An evaluation of ASySD's performance versus other automated deduplication tools is available here
install.packages("devtools")
devtools::install_github("camaradesuk/ASySD")
If loading with the ASySD package functions, the required fields will be automatically created based on the input data. If metadata columns are missing, they will be automatically created by ASySD and set to NA. For optimal performance, we recommend having as much metadata as possible.
If using a dataframe, you should ideally have the following column names:
Name | Definition |
---|---|
author | The author(s) of the publication |
year | The year the publication was published |
journal | The name of the journal in which the publication appeared |
doi | The Digital Object Identifier (DOI) assigned to the publication |
title | The title of the publication |
pages | The page numbers of the publication |
volume | The volume number of the publication (if applicable) |
number | The issue number of the publication (if applicable) |
abstract | Abstract of publication |
record_id | A unique identifier for the publication. If this is not obtained from the citation file, ASySD will genereate an id for each citation based on row numbers. |
isbn | The International Standard Book Number (ISBN) assigned to the publication (if applicable).
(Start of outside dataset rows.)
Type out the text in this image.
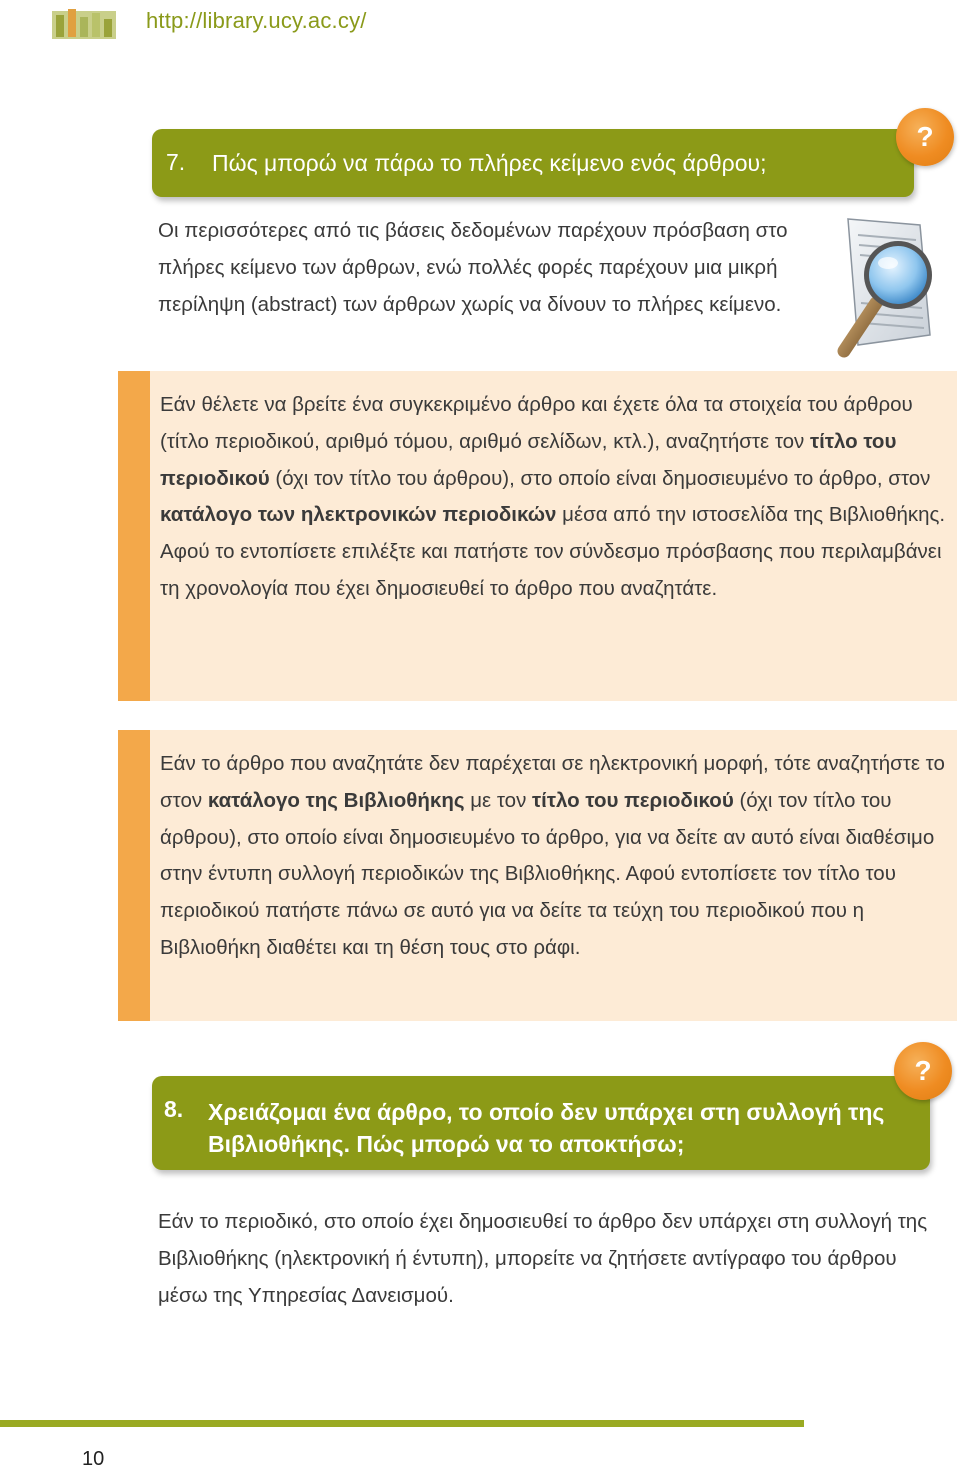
http://library.ucy.ac.cy/
7. Πώς μπορώ να πάρω το πλήρες κείμενο ενός άρθρου;
?
Οι περισσότερες από τις βάσεις δεδομένων παρέχουν πρόσβαση στο πλήρες κείμενο των άρθρων, ενώ πολλές φορές παρέχουν μια μικρή περίληψη (abstract) των άρθρων χωρίς να δίνουν το πλήρες κείμενο.
Εάν θέλετε να βρείτε ένα συγκεκριμένο άρθρο και έχετε όλα τα στοιχεία του άρθρου (τίτλο περιοδικού, αριθμό τόμου, αριθμό σελίδων, κτλ.), αναζητήστε τον τίτλο του περιοδικού (όχι τον τίτλο του άρθρου), στο οποίο είναι δημοσιευμένο το άρθρο, στον κατάλογο των ηλεκτρονικών περιοδικών μέσα από την ιστοσελίδα της Βιβλιοθήκης. Αφού το εντοπίσετε επιλέξτε και πατήστε τον σύνδεσμο πρόσβασης που περιλαμβάνει τη χρονολογία που έχει δημοσιευθεί το άρθρο που αναζητάτε.
Εάν το άρθρο που αναζητάτε δεν παρέχεται σε ηλεκτρονική μορφή, τότε αναζητήστε το στον κατάλογο της Βιβλιοθήκης με τον τίτλο του περιοδικού (όχι τον τίτλο του άρθρου), στο οποίο είναι δημοσιευμένο το άρθρο, για να δείτε αν αυτό είναι διαθέσιμο στην έντυπη συλλογή περιοδικών της Βιβλιοθήκης. Αφού εντοπίσετε τον τίτλο του περιοδικού πατήστε πάνω σε αυτό για να δείτε τα τεύχη του περιοδικού που η Βιβλιοθήκη διαθέτει και τη θέση τους στο ράφι.
8. Χρειάζομαι ένα άρθρο, το οποίο δεν υπάρχει στη συλλογή της Βιβλιοθήκης. Πώς μπορώ να το αποκτήσω;
?
Εάν το περιοδικό, στο οποίο έχει δημοσιευθεί το άρθρο δεν υπάρχει στη συλλογή της Βιβλιοθήκης (ηλεκτρονική ή έντυπη), μπορείτε να ζητήσετε αντίγραφο του άρθρου μέσω της Υπηρεσίας Δανεισμού.
10
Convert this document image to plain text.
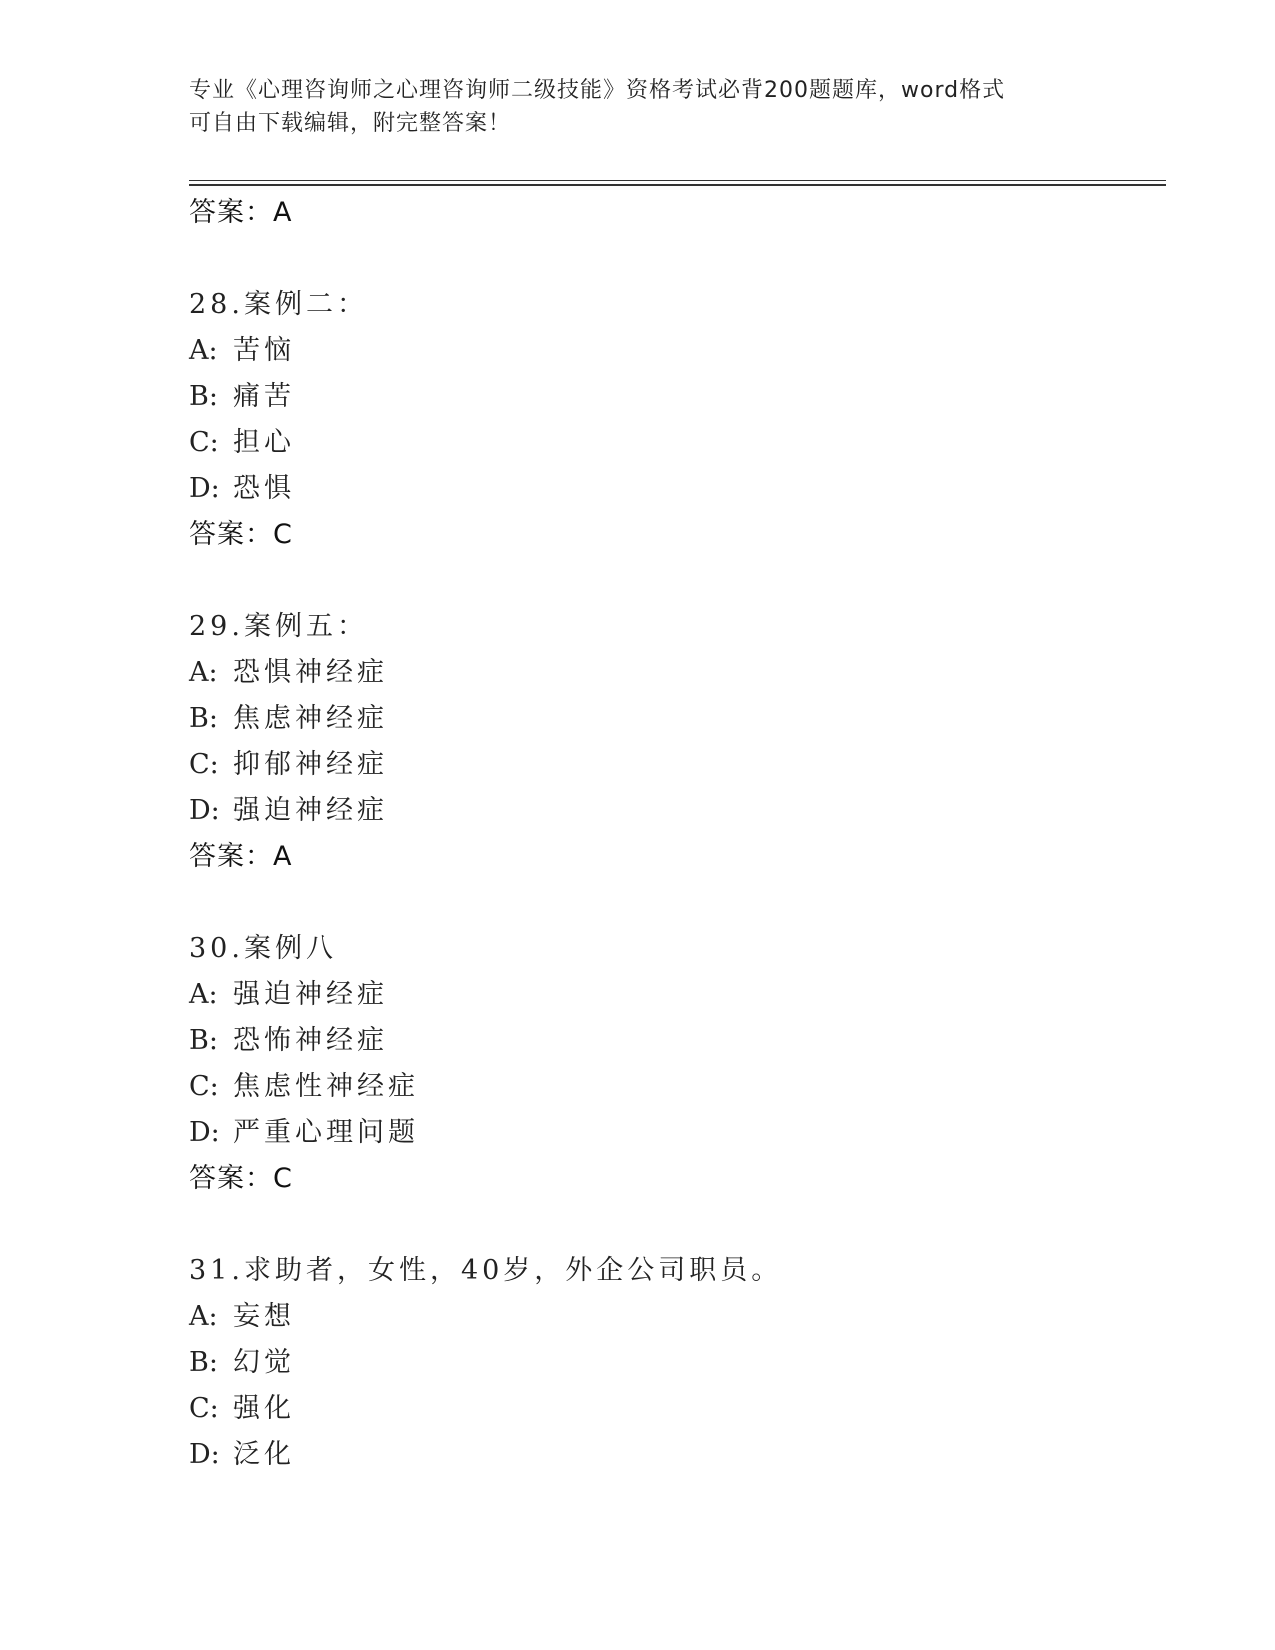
专业《心理咨询师之心理咨询师二级技能》资格考试必背200题题库，word格式
可自由下载编辑，附完整答案！
答案：A
28.案例二：
A: 苦恼
B: 痛苦
C: 担心
D: 恐惧
答案：C
29.案例五：
A: 恐惧神经症
B: 焦虑神经症
C: 抑郁神经症
D: 强迫神经症
答案：A
30.案例八
A: 强迫神经症
B: 恐怖神经症
C: 焦虑性神经症
D: 严重心理问题
答案：C
31.求助者，女性，40岁，外企公司职员。
A: 妄想
B: 幻觉
C: 强化
D: 泛化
If unavailable, the International Standard Serial Number can be used here instead (ISSN). |
label (optional) | A label or tag assigned to the publication (if applicable) - for example, new search or old search |
source (optional) | The source or database from which the publication was obtained - for example wos, embase, pubmed, scopus |
# load citations
citation_data <- load_search(filepath, method="endnote")
# deduplicate
dedup_citations <- dedup_citations(citation_data)
# get unique citation dataframe
unique_citations <- dedup_citations$unique